I was struck by how happy they looked, how solid – as if you could burrow into them and they would make everything OK.

Another memory bubbles up to the surface now – one I haven't thought about in years. I'm not sure when this is from – I think my freshman year of college.

My sister had a horrible time adjusting to school – my mother would say that she knew it was my sister on the phone only because there would be no sound on the other end of the phone but sobbing. My sister wanted to come home, she wanted to transfer, she wanted my mother to fix it. And my mother – who really only ever wanted to be happily married with kids (she got half of that, I guess) – couldn't fix it.

We were having one of those rare conversations where I felt especially close to my mother – like I was getting a piece of her nobody else saw. She was telling me how horrible it was to have your child so upset and to be so powerless.

"But you, I never worry about you," she said to me, explaining why she rarely questioned decisions I made. "You think about things.

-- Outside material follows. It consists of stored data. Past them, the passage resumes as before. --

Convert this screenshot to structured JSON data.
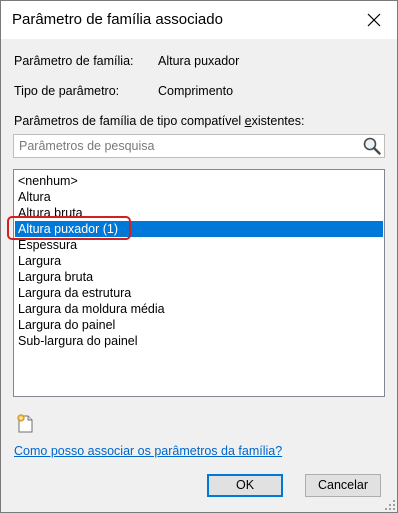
{
  "dialog": {
    "title": "Parâmetro de família associado",
    "close_icon": "close-icon"
  },
  "family_parameter": {
    "label": "Parâmetro de família:",
    "value": "Altura puxador"
  },
  "parameter_type": {
    "label": "Tipo de parâmetro:",
    "value": "Comprimento"
  },
  "compatible": {
    "label_pre": "Parâmetros de família de tipo compatível ",
    "label_accel": "e",
    "label_post": "xistentes:"
  },
  "search": {
    "placeholder": "Parâmetros de pesquisa",
    "value": "",
    "icon": "search-icon"
  },
  "list": {
    "items": [
      {
        "label": "<nenhum>",
        "selected": false
      },
      {
        "label": "Altura",
        "selected": false
      },
      {
        "label": "Altura bruta",
        "selected": false
      },
      {
        "label": "Altura puxador (1)",
        "selected": true
      },
      {
        "label": "Espessura",
        "selected": false
      },
      {
        "label": "Largura",
        "selected": false
      },
      {
        "label": "Largura bruta",
        "selected": false
      },
      {
        "label": "Largura da estrutura",
        "selected": false
      },
      {
        "label": "Largura da moldura média",
        "selected": false
      },
      {
        "label": "Largura do painel",
        "selected": false
      },
      {
        "label": "Sub-largura do painel",
        "selected": false
      }
    ]
  },
  "new_parameter_icon": "new-parameter-icon",
  "help_link": "Como posso associar os parâmetros da família?",
  "buttons": {
    "ok": "OK",
    "cancel": "Cancelar"
  },
  "colors": {
    "selection": "#0078d7",
    "highlight_ring": "#d21f1f",
    "link": "#0066cc"
  }
}
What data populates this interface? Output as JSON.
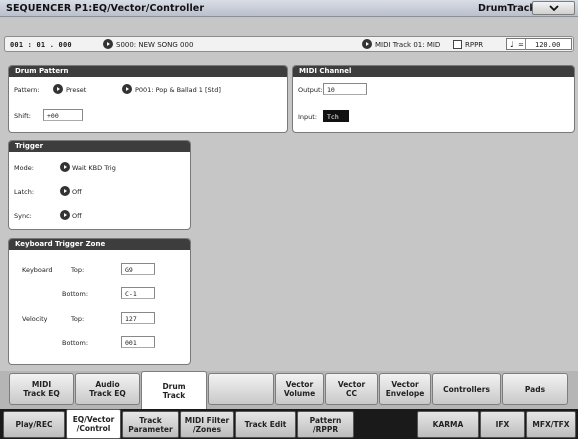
{
  "header": {
    "title": "SEQUENCER P1:EQ/Vector/Controller",
    "track_name": "DrumTrack"
  },
  "location": {
    "position": "001 : 01 . 000",
    "song": "S000: NEW SONG 000",
    "midi_track": "MIDI Track 01: MID",
    "rppr_label": "RPPR",
    "tempo_symbol": "♩",
    "tempo_eq": "=",
    "tempo": "120.00"
  },
  "drum_pattern": {
    "heading": "Drum Pattern",
    "pattern_label": "Pattern:",
    "pattern_bank": "Preset",
    "pattern_name": "P001: Pop & Ballad 1 [Std]",
    "shift_label": "Shift:",
    "shift_value": "+00"
  },
  "midi_channel": {
    "heading": "MIDI Channel",
    "output_label": "Output:",
    "output_value": "10",
    "input_label": "Input:",
    "input_value": "Tch"
  },
  "trigger": {
    "heading": "Trigger",
    "mode_label": "Mode:",
    "mode_value": "Wait KBD Trig",
    "latch_label": "Latch:",
    "latch_value": "Off",
    "sync_label": "Sync:",
    "sync_value": "Off"
  },
  "keyboard_trigger_zone": {
    "heading": "Keyboard Trigger Zone",
    "keyboard_label": "Keyboard",
    "velocity_label": "Velocity",
    "top_label": "Top:",
    "bottom_label": "Bottom:",
    "kbd_top": "G9",
    "kbd_bottom": "C-1",
    "vel_top": "127",
    "vel_bottom": "001"
  },
  "tabs_top": [
    {
      "label": "MIDI\nTrack EQ"
    },
    {
      "label": "Audio\nTrack EQ"
    },
    {
      "label": "Drum\nTrack"
    },
    {
      "label": ""
    },
    {
      "label": "Vector\nVolume"
    },
    {
      "label": "Vector\nCC"
    },
    {
      "label": "Vector\nEnvelope"
    },
    {
      "label": "Controllers"
    },
    {
      "label": "Pads"
    }
  ],
  "tabs_bottom": [
    {
      "label": "Play/REC"
    },
    {
      "label": "EQ/Vector\n/Control"
    },
    {
      "label": "Track\nParameter"
    },
    {
      "label": "MIDI Filter\n/Zones"
    },
    {
      "label": "Track Edit"
    },
    {
      "label": "Pattern\n/RPPR"
    },
    {
      "label": ""
    },
    {
      "label": "KARMA"
    },
    {
      "label": "IFX"
    },
    {
      "label": "MFX/TFX"
    }
  ],
  "colors": {
    "panel_header": "#3d3d3d",
    "page_bg": "#c6c6c6",
    "field_dark": "#111111"
  }
}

You could tell me you were going to do just about anything and I know you'll be OK."

2 comments:

  1. Sometimes being the one who's "always okay" is a burden in its own right, you then feel the pressure to fulfil that, and it's difficult to admit when you need help. I hope you don't fall into that trap - there are people around you who would want to help as far as they could and wouldn't want you to put a brave face on it. I'm one of them.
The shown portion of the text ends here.